Richard and Ann Brady Fleming were so impoverished they hired out their children for work on local farms. Descendants of one son, Francis, related that he worked at a neighboring farm at age seven. His wages included food, but the farmer’s wife was “very stingy’ with the food involved.
There were several instances when the death of one parent required “a reduction in family size.” Even without legal adoption, these “take-in” kids sometimes resided permanently with a substitute family. Dennis and Mary Brady sent their young son to their local priest so that he could be prepared for the priesthood, and he indeed did become a priest.
Grandma Hurley died when she was about 45 years old and son Frank was about 14. There was also a new baby, a 2-year-old among other youngsters. One girl, Alice, was adopted in town by the Kelly family, and another girl, Pearl, joined the Weymiller household.
Young brothers Jim and Tom Ziemet, after their mother died in childbirth with her ninth child, were placed by a Catholic priest with two Kenney families, related by marriage. Tom was raised by Pete and Josephine Kenney Meinertz, while Jim grew up with Ed and Josephine Imhoff Kenney. Jim was a third grader in 1937 when he and brother Tom (five years older) spent the night together with the Kenneys. But when Tom left and went alone to the Meinertz family, Jim learned they each had a new family.
Two other siblings went to Bloomer, Wis., but six of the children “lived on-and-off with a grandmother and were farmed out for various periods – a few years here and there.”
Take-in kids had varying upbringings. Jim reported he was treated like a “prince,” in an arrangement that was positive for all concerned. But not so for Tom, whose new parents were very strict while raising Tom until age 17. One day, probably around 1940, on the way home from New Albin where Pete Meinertz had consumed some alcohol, he informed Tom, “You don’t have to stay here anymore.” Tom stopped the car and walked back to New Albin, never to reside with the family again. Reaching New Albin on foot, Tom purchased a jar of olives with his two dollars, tied his belongings in a bundle on a stick over his shoulder and walked on to Lansing. Although under age, he was able to enlist in the Navy, the beginning of a 26-year military career, encompassing World War II.
After his father died – possibly when a barn burned down – Oscar Smerud, according to local lore, was adopted by a young childless couple, John and Sarah Ryan. The 1900 census enumerated Oscar Smerud, age 22, as a “boarder.” Oscar eventually owned the family farm.
Even during the Great Depression, life on the farm was not all that much different than the preceding decades. In the early 1900s, brothers Garrett and Jeremiah Welsh, according to one of their school teachers, “would eat their school lunch out in the woodshed – outdoors, even in cold weather, because they were embarrassed because the other kids had sandwiches.”

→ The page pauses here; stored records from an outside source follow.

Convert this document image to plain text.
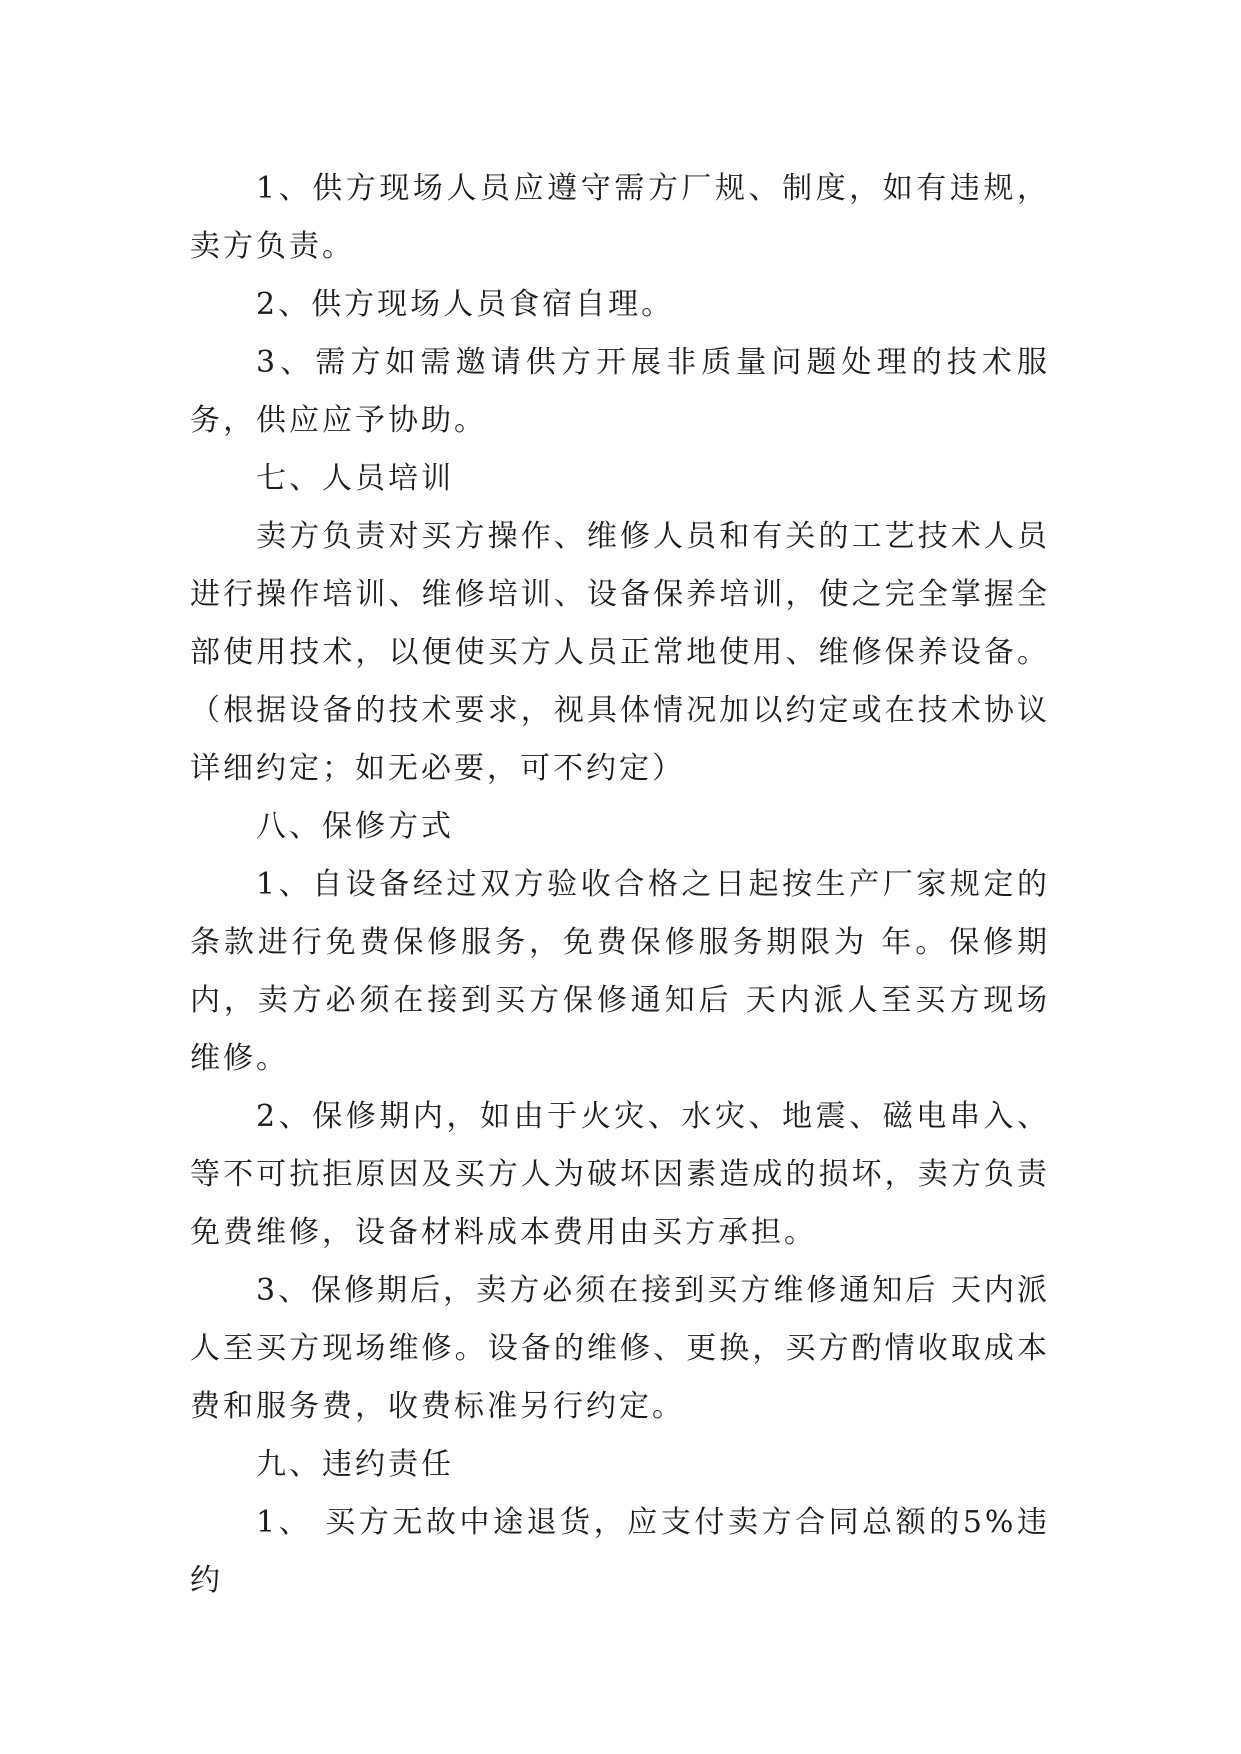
1、供方现场人员应遵守需方厂规、制度，如有违规，卖方负责。

2、供方现场人员食宿自理。

3、需方如需邀请供方开展非质量问题处理的技术服务，供应应予协助。

七、人员培训

卖方负责对买方操作、维修人员和有关的工艺技术人员进行操作培训、维修培训、设备保养培训，使之完全掌握全部使用技术，以便使买方人员正常地使用、维修保养设备。（根据设备的技术要求，视具体情况加以约定或在技术协议详细约定；如无必要，可不约定）

八、保修方式

1、自设备经过双方验收合格之日起按生产厂家规定的条款进行免费保修服务，免费保修服务期限为 年。保修期内，卖方必须在接到买方保修通知后 天内派人至买方现场维修。

2、保修期内，如由于火灾、水灾、地震、磁电串入、等不可抗拒原因及买方人为破坏因素造成的损坏，卖方负责免费维修，设备材料成本费用由买方承担。

3、保修期后，卖方必须在接到买方维修通知后 天内派人至买方现场维修。设备的维修、更换，买方酌情收取成本费和服务费，收费标准另行约定。

九、违约责任

1、 买方无故中途退货，应支付卖方合同总额的5%违约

As soon as the snow melted each spring, the Welsh boys stopped wearing shoes. One day in April, the valley received four or five inches of snow and then enough rain that a crust formed on top of the snow. When their teacher was leaving school, she saw blood on the snow where the barefooted brothers had walked up the hill. The Welsh farmhouse had no well, and there were no springs on Jefferson Ridge. They used water from the cattle’s pond.
“With no rural welfare system to help the needy, charity did begin at home,” assured Scottston and Atherton. A few resorted to thievery, “but this may have occurred under the averted eyes of the victim.” To survive, the Enockson family was known to be “a little bit light-fingered.” They would swipe corn from a neighboring cornfield and take it to Eitzen to sell. One victimized farmer took no action. When Jim Steele cut some corn, shocked it and then would take some ears into Eitzen to sell, the storeowners told him they already had some of his corn. He replied, it “was alright, because they had to eat, too.”